Charters Towers Post Office was listed on the Australian Commonwealth Heritage List on 8 November 2011 having satisfied the following criteria.

Criterion A: Processes

Charters Towers Post Office, constructed and extended in the 1890s, is an important regional post office building which has been associated with postal services for over 110 years. Through its scale and late Victorian/Baroque Revival architectural treatment, it is demonstrative of the extraordinary prosperity of Charters Towers, and the associated gold field, in the latter decades of the nineteenth century.

The significant components of Charters Towers Post Office include the evolved main postal building and clock tower dating from 1892 to 1898. The additions of 1906–07 are also of significance.

Criterion D: Characteristic values

Charters Towers Post office is an example of:

- a post office and telegraph office with quarters (second generation typology 1870–1929)
- a mixed late Victorian style, early Baroque Revival style with Queen Anne Free Style detailing
- the work of the Queensland Government architects Alfred Barton Brady, Thomas Pye and possibly also John Smith Murdoch

Typologically, Charters Towers Post Office originally combined post and telegraph facilities at ground floor, and residential quarters at first floor level.
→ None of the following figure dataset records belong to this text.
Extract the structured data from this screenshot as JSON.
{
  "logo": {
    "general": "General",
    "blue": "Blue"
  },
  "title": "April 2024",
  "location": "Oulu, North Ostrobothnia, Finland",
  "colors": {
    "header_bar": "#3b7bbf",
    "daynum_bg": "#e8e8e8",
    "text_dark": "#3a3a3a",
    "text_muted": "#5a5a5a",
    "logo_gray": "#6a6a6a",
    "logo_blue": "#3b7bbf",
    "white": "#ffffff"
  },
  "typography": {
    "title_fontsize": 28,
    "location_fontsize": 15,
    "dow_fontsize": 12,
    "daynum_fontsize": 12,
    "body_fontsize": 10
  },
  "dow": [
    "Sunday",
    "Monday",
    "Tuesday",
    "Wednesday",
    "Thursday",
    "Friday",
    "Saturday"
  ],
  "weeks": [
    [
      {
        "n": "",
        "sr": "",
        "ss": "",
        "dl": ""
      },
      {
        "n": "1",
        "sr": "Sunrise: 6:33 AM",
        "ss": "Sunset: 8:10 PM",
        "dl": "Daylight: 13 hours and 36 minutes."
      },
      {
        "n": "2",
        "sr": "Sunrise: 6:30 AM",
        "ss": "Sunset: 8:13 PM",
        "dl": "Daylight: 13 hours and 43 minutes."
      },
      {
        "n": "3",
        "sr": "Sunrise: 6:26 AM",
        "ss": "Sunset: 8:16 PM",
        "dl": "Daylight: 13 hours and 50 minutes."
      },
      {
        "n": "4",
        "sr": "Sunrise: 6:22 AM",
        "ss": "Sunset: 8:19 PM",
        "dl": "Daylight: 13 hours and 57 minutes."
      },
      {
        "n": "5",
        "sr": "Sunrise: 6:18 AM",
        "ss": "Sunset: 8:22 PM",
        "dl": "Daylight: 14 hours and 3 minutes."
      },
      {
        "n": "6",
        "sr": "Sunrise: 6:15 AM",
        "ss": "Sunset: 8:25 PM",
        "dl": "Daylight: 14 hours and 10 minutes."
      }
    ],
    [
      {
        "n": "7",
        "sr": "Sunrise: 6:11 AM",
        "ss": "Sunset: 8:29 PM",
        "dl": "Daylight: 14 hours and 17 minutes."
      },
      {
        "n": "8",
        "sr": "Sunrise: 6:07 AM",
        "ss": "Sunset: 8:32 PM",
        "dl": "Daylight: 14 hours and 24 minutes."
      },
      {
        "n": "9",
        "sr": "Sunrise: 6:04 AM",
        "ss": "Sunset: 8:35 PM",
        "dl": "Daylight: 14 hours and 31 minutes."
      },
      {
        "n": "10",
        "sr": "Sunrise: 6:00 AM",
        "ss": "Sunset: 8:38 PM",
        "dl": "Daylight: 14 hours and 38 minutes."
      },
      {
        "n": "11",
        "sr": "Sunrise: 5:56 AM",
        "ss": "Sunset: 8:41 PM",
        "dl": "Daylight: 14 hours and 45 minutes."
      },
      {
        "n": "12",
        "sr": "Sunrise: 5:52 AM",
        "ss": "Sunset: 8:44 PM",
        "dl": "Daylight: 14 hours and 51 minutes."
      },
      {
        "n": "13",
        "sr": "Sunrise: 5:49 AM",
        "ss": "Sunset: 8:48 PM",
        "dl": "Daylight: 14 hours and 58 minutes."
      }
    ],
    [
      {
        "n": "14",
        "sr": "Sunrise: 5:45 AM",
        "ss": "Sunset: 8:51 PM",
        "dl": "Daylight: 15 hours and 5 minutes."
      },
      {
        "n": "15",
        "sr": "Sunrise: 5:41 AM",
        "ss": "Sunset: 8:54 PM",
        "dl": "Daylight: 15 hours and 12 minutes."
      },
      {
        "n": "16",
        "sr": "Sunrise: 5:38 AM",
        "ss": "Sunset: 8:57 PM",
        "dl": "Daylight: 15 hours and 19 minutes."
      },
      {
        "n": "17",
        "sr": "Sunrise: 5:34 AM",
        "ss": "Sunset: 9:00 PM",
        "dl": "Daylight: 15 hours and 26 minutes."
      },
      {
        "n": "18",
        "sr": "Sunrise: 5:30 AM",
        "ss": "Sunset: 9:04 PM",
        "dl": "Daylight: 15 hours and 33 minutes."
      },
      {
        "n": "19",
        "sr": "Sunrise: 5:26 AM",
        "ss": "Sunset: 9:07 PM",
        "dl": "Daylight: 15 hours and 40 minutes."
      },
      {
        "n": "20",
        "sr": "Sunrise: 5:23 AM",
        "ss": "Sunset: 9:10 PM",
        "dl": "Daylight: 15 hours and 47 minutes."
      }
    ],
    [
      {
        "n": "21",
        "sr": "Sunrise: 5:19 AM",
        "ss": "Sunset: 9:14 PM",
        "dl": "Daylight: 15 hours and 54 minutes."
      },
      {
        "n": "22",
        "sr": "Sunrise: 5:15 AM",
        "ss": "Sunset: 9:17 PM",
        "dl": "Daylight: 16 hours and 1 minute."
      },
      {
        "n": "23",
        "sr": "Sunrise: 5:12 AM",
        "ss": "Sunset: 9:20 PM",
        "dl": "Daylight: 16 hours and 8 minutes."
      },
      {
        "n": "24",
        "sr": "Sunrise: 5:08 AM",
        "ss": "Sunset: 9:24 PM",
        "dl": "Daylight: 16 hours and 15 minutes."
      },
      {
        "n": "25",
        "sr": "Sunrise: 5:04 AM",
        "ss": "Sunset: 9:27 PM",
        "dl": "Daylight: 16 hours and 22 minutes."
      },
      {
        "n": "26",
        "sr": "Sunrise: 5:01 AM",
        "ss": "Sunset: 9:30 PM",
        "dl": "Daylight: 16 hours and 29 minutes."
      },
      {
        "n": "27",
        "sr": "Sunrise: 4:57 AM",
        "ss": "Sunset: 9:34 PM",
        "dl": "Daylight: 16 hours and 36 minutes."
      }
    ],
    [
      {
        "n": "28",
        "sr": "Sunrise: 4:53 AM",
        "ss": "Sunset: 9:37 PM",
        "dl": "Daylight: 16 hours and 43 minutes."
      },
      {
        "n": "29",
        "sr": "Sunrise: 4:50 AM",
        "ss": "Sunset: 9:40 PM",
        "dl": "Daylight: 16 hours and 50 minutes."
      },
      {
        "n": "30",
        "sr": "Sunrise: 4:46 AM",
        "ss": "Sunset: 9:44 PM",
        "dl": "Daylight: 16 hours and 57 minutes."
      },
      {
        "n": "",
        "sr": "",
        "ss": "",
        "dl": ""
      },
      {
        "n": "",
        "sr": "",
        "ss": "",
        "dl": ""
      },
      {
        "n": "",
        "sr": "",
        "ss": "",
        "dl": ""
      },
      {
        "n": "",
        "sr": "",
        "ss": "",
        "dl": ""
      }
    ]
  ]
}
The clock tower was added in 1898 along with other significant alterations to the building exterior, with further alterations to the rear of the building in 1900. The next phase of alterations in the 1920s or 1930s are believed to have expanded the telephone exchange accommodation, with sheds added to the rear in 1937 to service the telephone network. By the mid-1990s the post office had a remodelled retail area, lunch room, locker room, two storerooms, a partitioned manager's office, and a PO box lobby running around the corner under the tower, and filling one and part of another of the breakfronts on their ground floor. While these alterations changed the internal planning and arrangements, the exterior of the building was not so affected, at least to its 1898 form and detailing. The first floor residential component also remains evident.
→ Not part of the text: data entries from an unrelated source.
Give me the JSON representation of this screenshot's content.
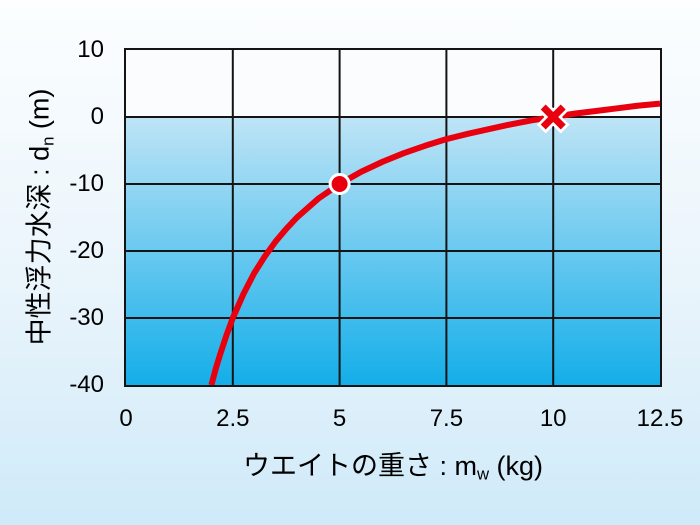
{
  "figure": {
    "background_top": "#fcfeff",
    "background_mid": "#e9f4fb",
    "background_bottom": "#cfeaf9"
  },
  "chart_data": {
    "type": "line",
    "title": "",
    "xlabel": {
      "prefix": "ウエイトの重さ : m",
      "sub": "w",
      "suffix": " (kg)"
    },
    "ylabel": {
      "prefix": "中性浮力水深 : d",
      "sub": "n",
      "suffix": " (m)"
    },
    "xlim": [
      0,
      12.5
    ],
    "ylim": [
      -40,
      10
    ],
    "x_ticks": {
      "values": [
        0,
        2.5,
        5,
        7.5,
        10,
        12.5
      ],
      "labels": [
        "0",
        "2.5",
        "5",
        "7.5",
        "10",
        "12.5"
      ]
    },
    "y_ticks": {
      "values": [
        10,
        0,
        -10,
        -20,
        -30,
        -40
      ],
      "labels": [
        "10",
        "0",
        "-10",
        "-20",
        "-30",
        "-40"
      ]
    },
    "grid": true,
    "legend": "none",
    "water_line_y": 0,
    "colors": {
      "curve": "#e8000f",
      "grid": "#141414",
      "air": "#fafcfe",
      "water_top": "#bfe4f6",
      "water_bottom": "#14aee9",
      "marker_outline": "#ffffff",
      "text": "#000000"
    },
    "series": [
      {
        "name": "neutral-buoyancy-depth-curve",
        "points": [
          [
            2.0,
            -40
          ],
          [
            2.1,
            -37.6
          ],
          [
            2.2,
            -35.5
          ],
          [
            2.35,
            -32.6
          ],
          [
            2.5,
            -30
          ],
          [
            2.75,
            -26.4
          ],
          [
            3.0,
            -23.3
          ],
          [
            3.25,
            -20.8
          ],
          [
            3.5,
            -18.6
          ],
          [
            3.75,
            -16.7
          ],
          [
            4.0,
            -15
          ],
          [
            4.5,
            -12.2
          ],
          [
            5.0,
            -10
          ],
          [
            5.5,
            -8.2
          ],
          [
            6.0,
            -6.7
          ],
          [
            6.5,
            -5.4
          ],
          [
            7.0,
            -4.3
          ],
          [
            7.5,
            -3.3
          ],
          [
            8.0,
            -2.5
          ],
          [
            8.5,
            -1.8
          ],
          [
            9.0,
            -1.1
          ],
          [
            9.5,
            -0.5
          ],
          [
            10.0,
            0
          ],
          [
            10.5,
            0.5
          ],
          [
            11.0,
            0.9
          ],
          [
            11.5,
            1.3
          ],
          [
            12.0,
            1.7
          ],
          [
            12.5,
            2.0
          ]
        ]
      }
    ],
    "markers": [
      {
        "shape": "circle",
        "x": 5,
        "y": -10
      },
      {
        "shape": "cross",
        "x": 10,
        "y": 0
      }
    ]
  }
}
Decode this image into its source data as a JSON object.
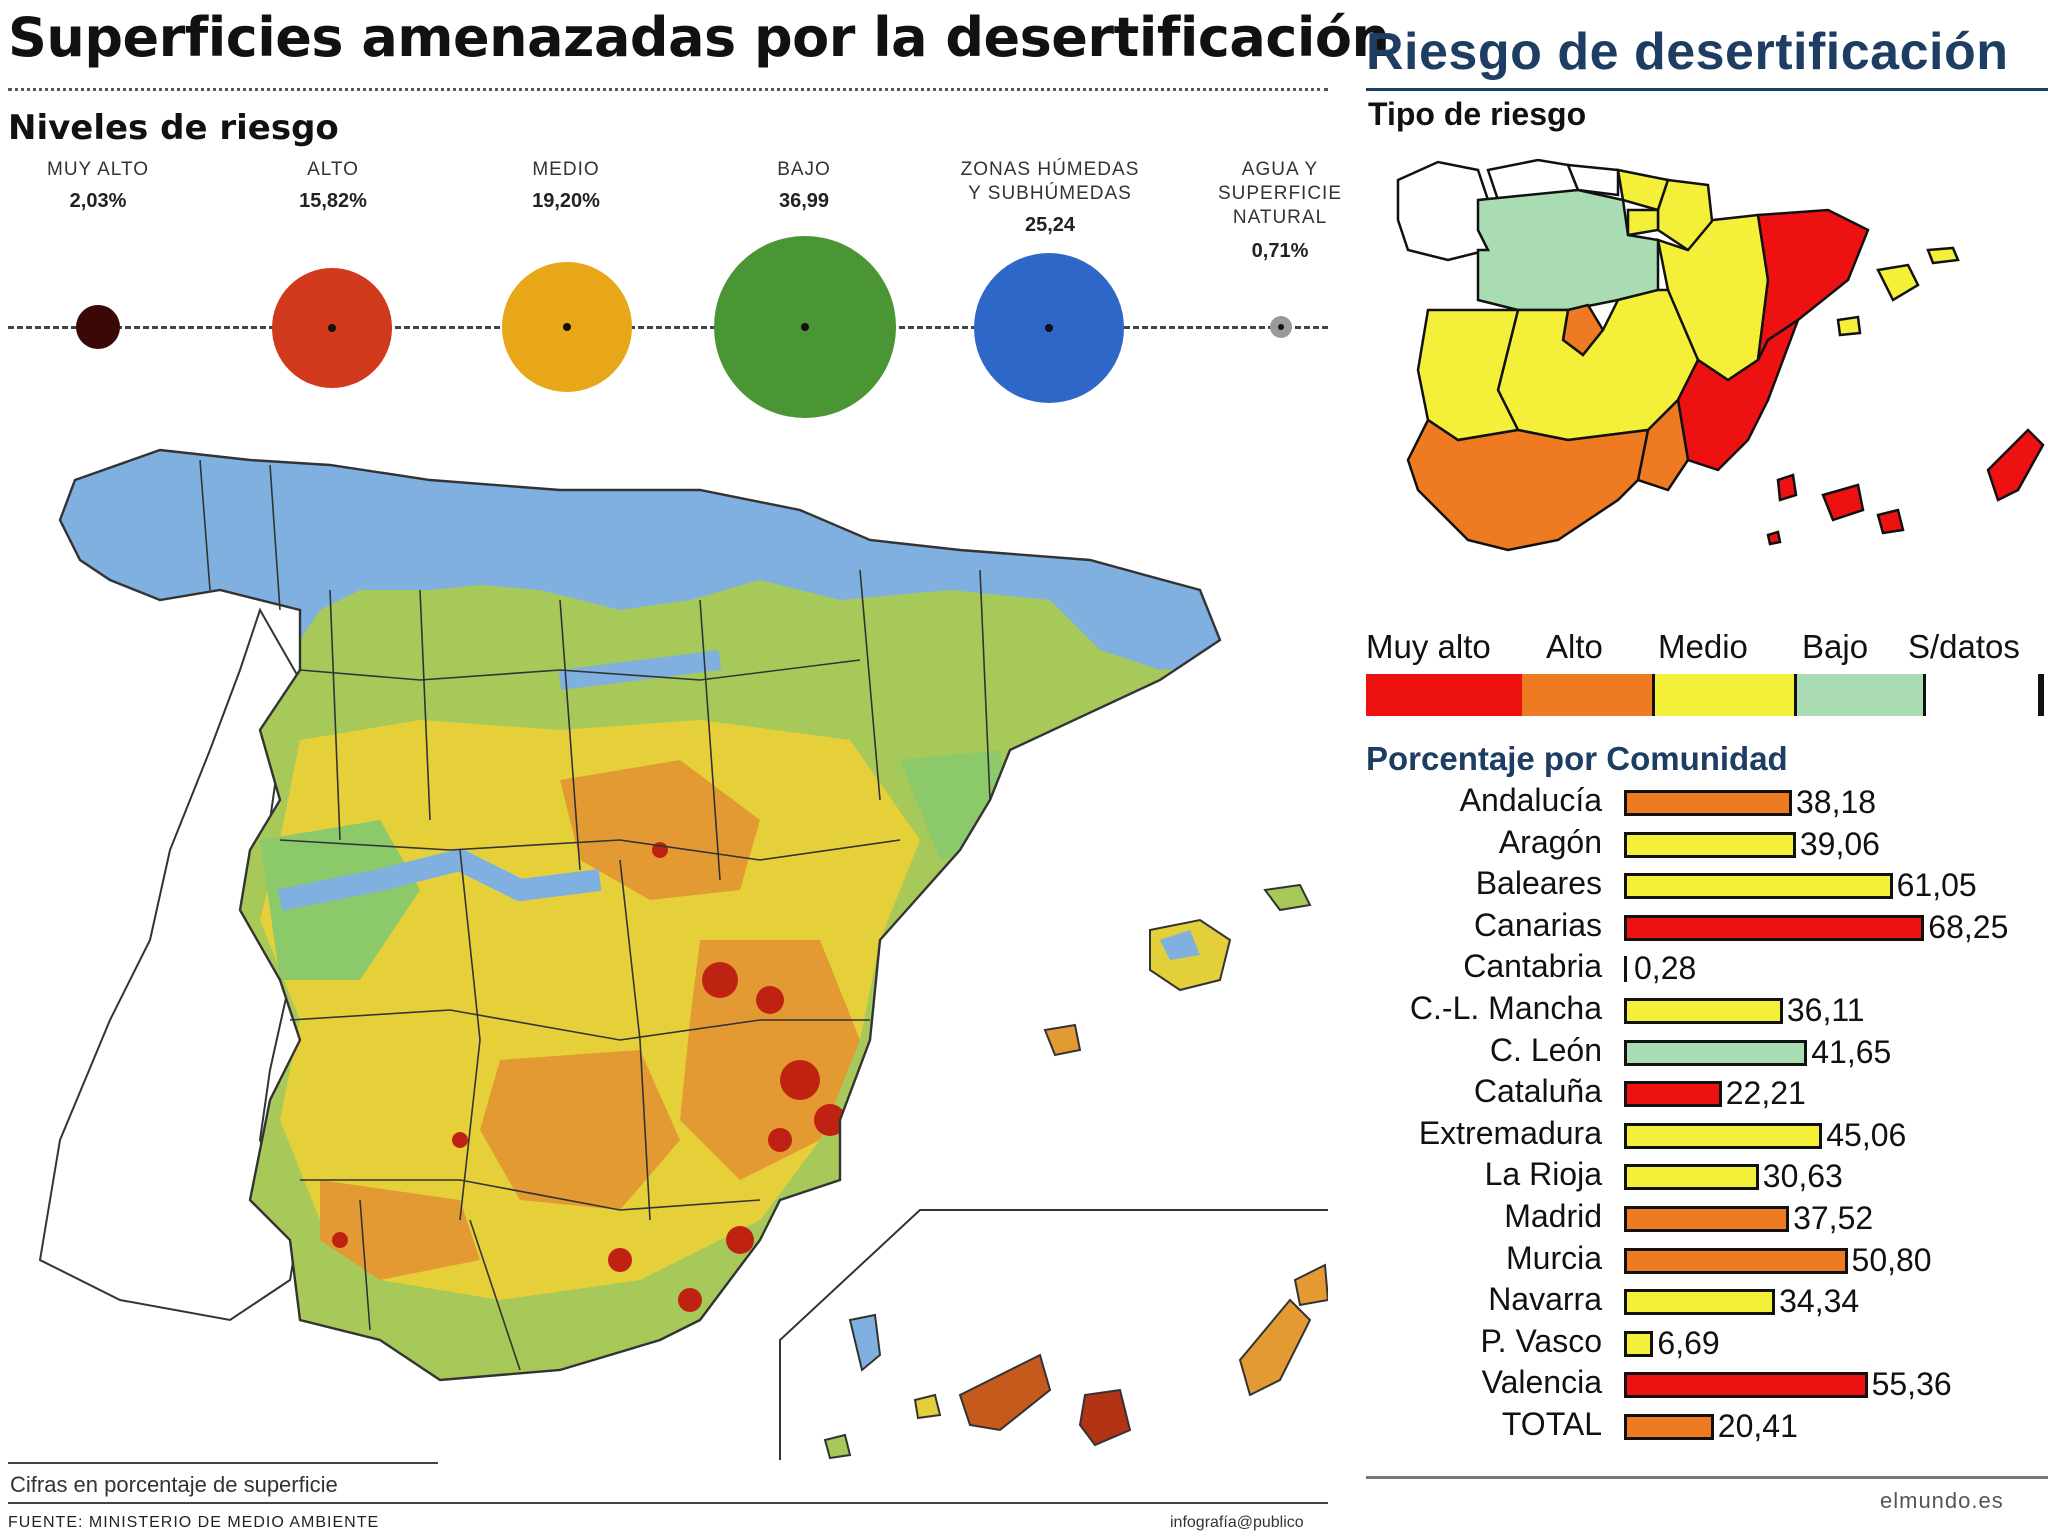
{
  "left": {
    "title": "Superficies amenazadas por la desertificación",
    "levels_heading": "Niveles de riesgo",
    "levels": [
      {
        "label": "MUY ALTO",
        "value": "2,03%",
        "color": "#3a0806"
      },
      {
        "label": "ALTO",
        "value": "15,82%",
        "color": "#d0391c"
      },
      {
        "label": "MEDIO",
        "value": "19,20%",
        "color": "#e7a719"
      },
      {
        "label": "BAJO",
        "value": "36,99",
        "color": "#4a9534"
      },
      {
        "label": "ZONAS HÚMEDAS\nY SUBHÚMEDAS",
        "value": "25,24",
        "color": "#2f67c9"
      },
      {
        "label": "AGUA Y\nSUPERFICIE\nNATURAL",
        "value": "0,71%",
        "color": "#9a9a9a"
      }
    ],
    "footnote": "Cifras en porcentaje de superficie",
    "source": "FUENTE: MINISTERIO DE MEDIO AMBIENTE",
    "credit": "infografía@publico"
  },
  "right": {
    "title": "Riesgo de desertificación",
    "tipo_heading": "Tipo de riesgo",
    "legend": [
      {
        "label": "Muy alto",
        "color": "#ee1111"
      },
      {
        "label": "Alto",
        "color": "#ee7a22"
      },
      {
        "label": "Medio",
        "color": "#f4f03a"
      },
      {
        "label": "Bajo",
        "color": "#a9dcb2"
      },
      {
        "label": "S/datos",
        "color": "#ffffff"
      }
    ],
    "pct_heading": "Porcentaje por Comunidad",
    "regions": [
      {
        "name": "Andalucía",
        "value": 38.18,
        "label": "38,18",
        "color": "#ee7a22"
      },
      {
        "name": "Aragón",
        "value": 39.06,
        "label": "39,06",
        "color": "#f4f03a"
      },
      {
        "name": "Baleares",
        "value": 61.05,
        "label": "61,05",
        "color": "#f4f03a"
      },
      {
        "name": "Canarias",
        "value": 68.25,
        "label": "68,25",
        "color": "#ee1111"
      },
      {
        "name": "Cantabria",
        "value": 0.28,
        "label": "0,28",
        "color": "#f4f03a"
      },
      {
        "name": "C.-L. Mancha",
        "value": 36.11,
        "label": "36,11",
        "color": "#f4f03a"
      },
      {
        "name": "C. León",
        "value": 41.65,
        "label": "41,65",
        "color": "#a9dcb2"
      },
      {
        "name": "Cataluña",
        "value": 22.21,
        "label": "22,21",
        "color": "#ee1111"
      },
      {
        "name": "Extremadura",
        "value": 45.06,
        "label": "45,06",
        "color": "#f4f03a"
      },
      {
        "name": "La Rioja",
        "value": 30.63,
        "label": "30,63",
        "color": "#f4f03a"
      },
      {
        "name": "Madrid",
        "value": 37.52,
        "label": "37,52",
        "color": "#ee7a22"
      },
      {
        "name": "Murcia",
        "value": 50.8,
        "label": "50,80",
        "color": "#ee7a22"
      },
      {
        "name": "Navarra",
        "value": 34.34,
        "label": "34,34",
        "color": "#f4f03a"
      },
      {
        "name": "P. Vasco",
        "value": 6.69,
        "label": "6,69",
        "color": "#f4f03a"
      },
      {
        "name": "Valencia",
        "value": 55.36,
        "label": "55,36",
        "color": "#ee1111"
      },
      {
        "name": "TOTAL",
        "value": 20.41,
        "label": "20,41",
        "color": "#ee7a22"
      }
    ],
    "source": "elmundo.es"
  }
}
Stylistically and architecturally, the post office is an important fusion of late Victorian and Baroque Revival genres in Queensland, with some Queen Anne Free Style detailing (such as ogee consoles on the ground floor, and equilateral triangle-pediments on the clock tower). The vigorous reworking associated with the breakfront, entry porch and clock tower of 1898, are part of an early essay in the Baroque Revival grand manner, by one of its most important practitioners in Australia, the Queensland Government Architect Alfred Barton Brady.
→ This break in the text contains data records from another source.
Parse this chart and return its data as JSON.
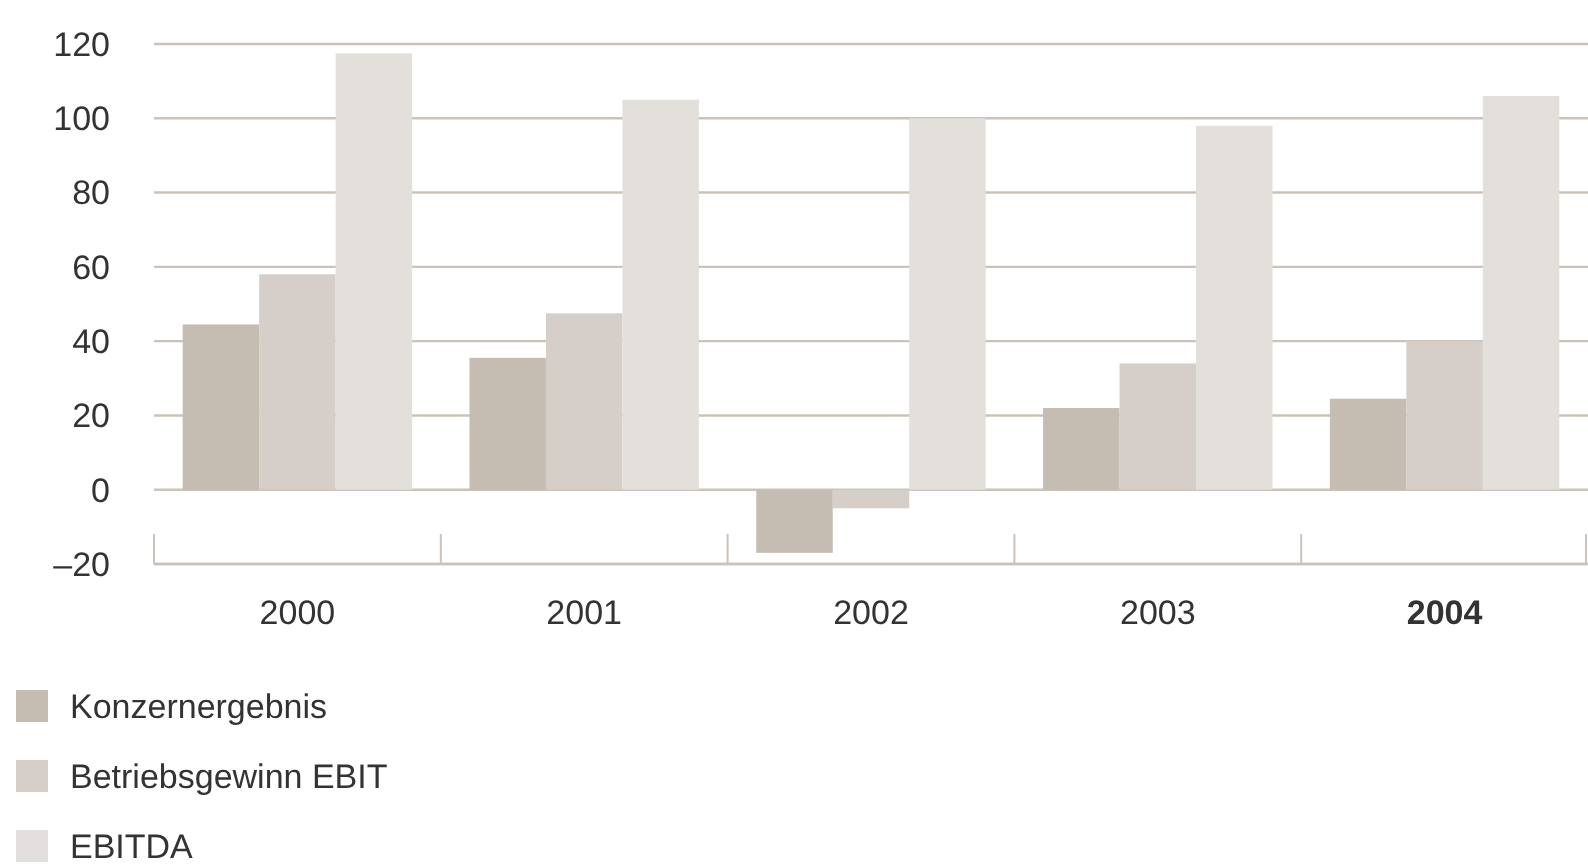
{
  "chart_data": {
    "type": "bar",
    "categories": [
      "2000",
      "2001",
      "2002",
      "2003",
      "2004"
    ],
    "series": [
      {
        "name": "Konzernergebnis",
        "color": "#c6bdb2",
        "values": [
          44.5,
          35.5,
          -17,
          22,
          24.5
        ]
      },
      {
        "name": "Betriebsgewinn EBIT",
        "color": "#d6cec8",
        "values": [
          58,
          47.5,
          -5,
          34,
          40
        ]
      },
      {
        "name": "EBITDA",
        "color": "#e3e0dc",
        "values": [
          117.5,
          105,
          100,
          98,
          106
        ]
      }
    ],
    "ylim": [
      -20,
      120
    ],
    "yticks": [
      {
        "value": -20,
        "label": "–20"
      },
      0,
      20,
      40,
      60,
      80,
      100,
      120
    ],
    "grid": "y",
    "legend": "bottom left"
  }
}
Criterion E: Aesthetic characteristics

Charters Towers Post Office is a prominent late nineteenth century public building in the city, with landmark qualities and aesthetic characteristics which contribute greatly to the heritage character of Gill Street. It is valued for its prominent corner siting; five-storey corner clock tower with friezes, rusticated stuccoed banding, colonnettes, parapet gables and four-sided metal-clad extruded pyramid spire; two-stepped breakfront porch entrance with flanking piers and paired Corinthian columns; and verandah with astylar pilasters topped with scroll consoles. The roof also sports a prominent octagonal roof lantern with an ogival metal-clad roof and weather-vane finial lantern.

Criterion G: Social value

Charters Towers Post Office is of social significance to the community of Charters Towers and the surrounding region, as a prominent and valued public building dating to the era of nineteenth century gold prosperity in the city, and as the focus of postal services and communication in the town for over 120 years.